When I met Dorothy a few months later she gave me a warm welcome and said, “I’ve had to eat my words, Mike is doing well.” She was clearly very happy about the situation. A major transition in Mike’s life seemed to have been managed successfully, though it turned out to be a bit of a compromise compared with what Mike had been hoping for. The girlfriend had moved on and Mike was in the house with three other young men with brain injury, just different ones to those he had been living with before. Neither had he bought the house, it was Dean’s property, but it was not clear whether Mike understood this. Essentially the situation was identical to the one he had been in previously, except that he no longer had Sheila caring for him.

Summary

In this chapter I discussed the issue of entitlement in the two cases where families were particularly struggling.
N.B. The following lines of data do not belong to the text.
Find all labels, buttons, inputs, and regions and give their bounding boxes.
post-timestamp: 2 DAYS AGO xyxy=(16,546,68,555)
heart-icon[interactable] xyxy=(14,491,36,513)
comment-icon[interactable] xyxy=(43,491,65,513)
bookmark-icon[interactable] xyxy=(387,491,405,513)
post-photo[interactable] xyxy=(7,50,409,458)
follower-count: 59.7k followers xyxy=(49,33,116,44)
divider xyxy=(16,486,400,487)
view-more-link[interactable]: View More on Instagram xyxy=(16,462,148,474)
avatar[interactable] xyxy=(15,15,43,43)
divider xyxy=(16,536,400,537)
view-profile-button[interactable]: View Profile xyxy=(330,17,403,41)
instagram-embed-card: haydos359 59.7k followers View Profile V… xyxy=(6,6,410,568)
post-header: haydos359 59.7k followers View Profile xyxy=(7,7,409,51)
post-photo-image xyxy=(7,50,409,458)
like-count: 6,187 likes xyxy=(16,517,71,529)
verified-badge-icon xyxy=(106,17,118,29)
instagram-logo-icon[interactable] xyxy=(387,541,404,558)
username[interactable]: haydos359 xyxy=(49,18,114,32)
It was not the intention in this research to focus on issues of entitlement or evidence of an adversarial system. However, it is important to elucidate the context within which the carers were practicing. There was not a lot of evidence of a strongly adversarial relationship with ACC at the time of the research, although all families felt somewhat battle-scarred from the years that preceded. Interestingly, much of the sense of being in an adversarial system came from contacts with health professionals, who seemed to act as representatives of ACC. Finally, I discussed the ways in which resource allocation tended to support the practice of individualized care. There is little evidence that health professionals were strongly supportive of an individualized approach. However, the funding pathways allowed by ACC gave the opportunity for elements of individualization. Family fundholding was the most flexible system and therefore allowed the greatest degree of individualization. A good partnership between family and agency was also an effective way of promoting this end. In the next chapter I examine the ways that carers managed to create individualized processes of care, no matter which system they were working within. The context is therefore important, but it is not the only determining factor in developing a good practice of care.